BILL GRAHAM kam am 25. Oktober 1991 beim Absturz eines Hubschraubers, der ihn von einem Konzert der Band Huey Lewis and the News zurück nach San Francisco bringen sollte, nahe Vallejo ums Leben. Sein Unternehmen, Bill Graham Presents, wurde zunächst von den Mitarbeitern weitergeführt, später verkauft und kam 1997 unter das Dach von Clear Channel Entertainment, aus der inzwischen Live Nation Entertainment mit Sitz im kalifornischen Beverly Hills geworden ist, die mit Live Nation die größte Konzertagentur der Welt betreibt.

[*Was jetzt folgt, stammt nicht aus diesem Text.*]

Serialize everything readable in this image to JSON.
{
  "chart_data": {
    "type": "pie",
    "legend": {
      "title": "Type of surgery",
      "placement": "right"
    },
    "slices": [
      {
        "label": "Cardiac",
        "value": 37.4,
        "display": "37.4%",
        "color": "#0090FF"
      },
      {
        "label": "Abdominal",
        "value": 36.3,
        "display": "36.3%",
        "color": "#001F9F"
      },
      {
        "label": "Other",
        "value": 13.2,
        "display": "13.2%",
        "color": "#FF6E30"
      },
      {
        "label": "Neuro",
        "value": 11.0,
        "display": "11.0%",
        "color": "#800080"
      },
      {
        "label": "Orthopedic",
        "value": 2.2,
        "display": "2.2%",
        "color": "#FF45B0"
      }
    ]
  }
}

BILL GRAHAM hinterließ Tausende von Konzertaufzeichnungen seiner Shows auf Video und Tonband, Fotos, Merchandising-Artikel sowie diverse Memorabilien im Gesamtwert von mehreren Hundert Millionen Dollar. Sie wurden 2002 von dem Unternehmer William Sagan (Norton LLC) aufgekauft und als Wolfgang’s Vault (nach Bill Grahams ursprünglichem Vornamen) der Öffentlichkeit zugänglich gemacht. Sie sind inzwischen um weitere Archive ergänzt worden und repräsentieren auf einzigartige Weise die Rockgeschichte der 1960er-, 1970er- und 1980er-Jahre. Das San Francisco Civic Auditorium wurde 1992 BILL GRAHAM zu Ehren in Graham Auditorium umbenannt. Die 7000 Plätze umfassenden Halle beherbergt Großkonzerte mit den Stars aus Rock- und Popmusik.

Stand: 2010
Dieser Text befindet sich in redaktioneller Bearbeitung.